Senate staff: 2019–21 budget balances without using the rainy day fund

By: Emily Makings
1:53 pm
December 1, 2020

Yesterday’s Ways & Means Committee work session included a presentation on the operating budget, including an estimated budget outlook.

There hasn’t been an official budget outlook since April, but the House Office of Program Research produced an unofficial version based on the June revenue forecast. Since then, I have been adjusting the June outlook to reflect the latest information on revenues and spending. (My most recent estimates are here.)

As part of the November revenue forecast, the Economic and Revenue Forecast Council estimated that the unrestricted ending balance for 2019–21 would be negative $152 million. That estimate included actual reversions (appropriations not spent) for FY 2020 and assumed reversions for FY 2021. It did not make any assumptions about maintenance level changes (the cost of continuing current services, adjusted for caseloads, enrollment, and inflation).

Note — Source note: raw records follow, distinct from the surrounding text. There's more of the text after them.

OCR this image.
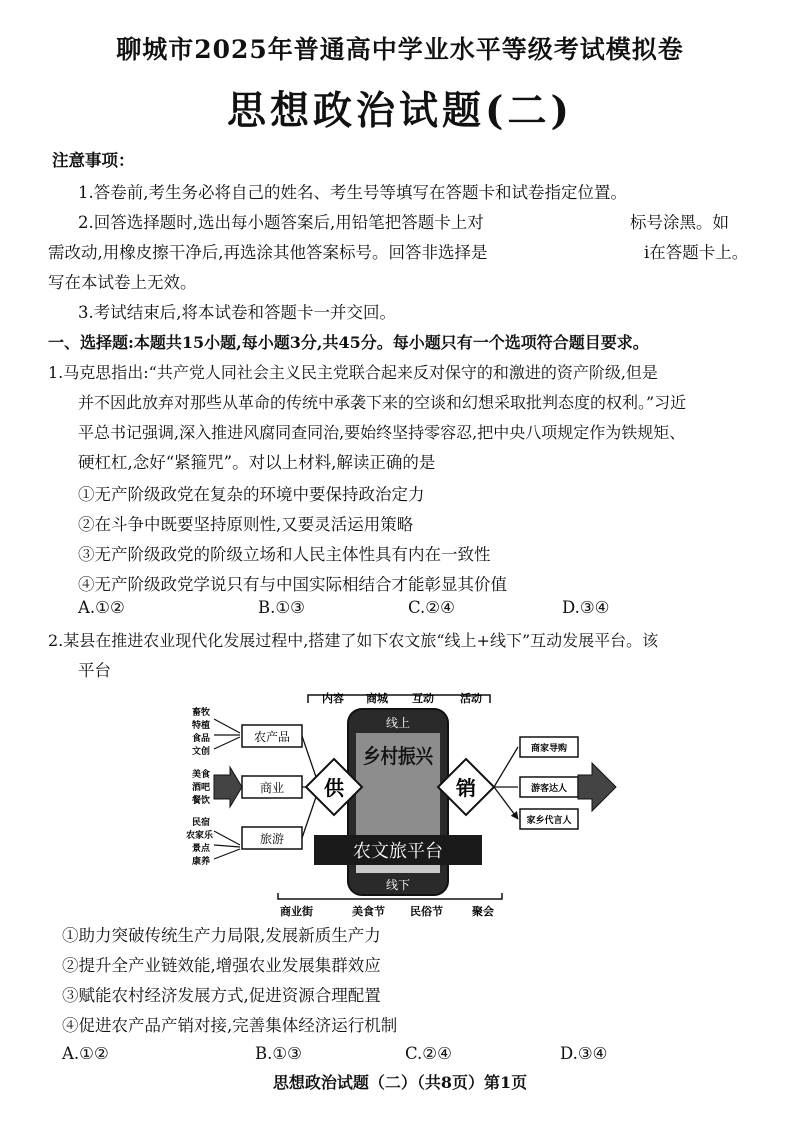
聊城市2025年普通高中学业水平等级考试模拟卷
思想政治试题(二)
注意事项：
1.答卷前,考生务必将自己的姓名、考生号等填写在答题卡和试卷指定位置。
2.回答选择题时,选出每小题答案后,用铅笔把答题卡上对	标号涂黑。如
需改动,用橡皮擦干净后,再选涂其他答案标号。回答非选择是	i在答题卡上。
写在本试卷上无效。
3.考试结束后,将本试卷和答题卡一并交回。
一、选择题:本题共15小题,每小题3分,共45分。每小题只有一个选项符合题目要求。
1.马克思指出:“共产党人同社会主义民主党联合起来反对保守的和激进的资产阶级,但是
并不因此放弃对那些从革命的传统中承袭下来的空谈和幻想采取批判态度的权利。”习近
平总书记强调,深入推进风腐同查同治,要始终坚持零容忍,把中央八项规定作为铁规矩、
硬杠杠,念好“紧箍咒”。对以上材料,解读正确的是
①无产阶级政党在复杂的环境中要保持政治定力
②在斗争中既要坚持原则性,又要灵活运用策略
③无产阶级政党的阶级立场和人民主体性具有内在一致性
④无产阶级政党学说只有与中国实际相结合才能彰显其价值
A.①②	B.①③	C.②④	D.③④
2.某县在推进农业现代化发展过程中,搭建了如下农文旅“线上+线下”互动发展平台。该
平台
内容 商城 互动 活动
线上
乡村振兴
农文旅平台
线下
商业街	美食节 民俗节	聚会
畜牧
特植
食品
文创
美食
酒吧
餐饮
民宿
农家乐
景点
康养
农产品
商业
旅游
供	销
商家导购
游客达人
家乡代言人
①助力突破传统生产力局限,发展新质生产力
②提升全产业链效能,增强农业发展集群效应
③赋能农村经济发展方式,促进资源合理配置
④促进农产品产销对接,完善集体经济运行机制
A.①②	B.①③	C.②④	D.③④
思想政治试题（二）（共8页）第1页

Now, the Senate has a preliminary estimate of the maintenance level. (This figure will be refined as the budget process goes forward, with input from agencies, the Office of Financial Management, and the Legislature.) With the preliminary maintenance level, Senate staff estimates that the unrestricted ending balance for 2019–21 improves to $0.9 billion. (That’s before touching the rainy day fund.)

In the next legislative session, legislators will need to pass a 2021 supplemental to the 2019–21 budget and a new biennial budget for 2021–23. The biennial budget will need to balance over four years. So the preliminary outlook from Senate staff includes 2019–21, 2021–23, and 2023–25 (the chart below is from their presentation). Given their maintenance level estimates, the unrestricted ending balance is estimated to be negative $0.6 billion in 2021–23 and negative $0.4 billion in 2023–25. The rainy day fund balance (even before backfilling it with CARES Act funds) would easily cover those shortfalls.

Of course, there is still a lot of uncertainty here—for example, additional funding could be needed related to the public health emergency and the federal government could pass another relief package. Also, the outlook does not include any new policy spending the governor and Legislature may decide to enact.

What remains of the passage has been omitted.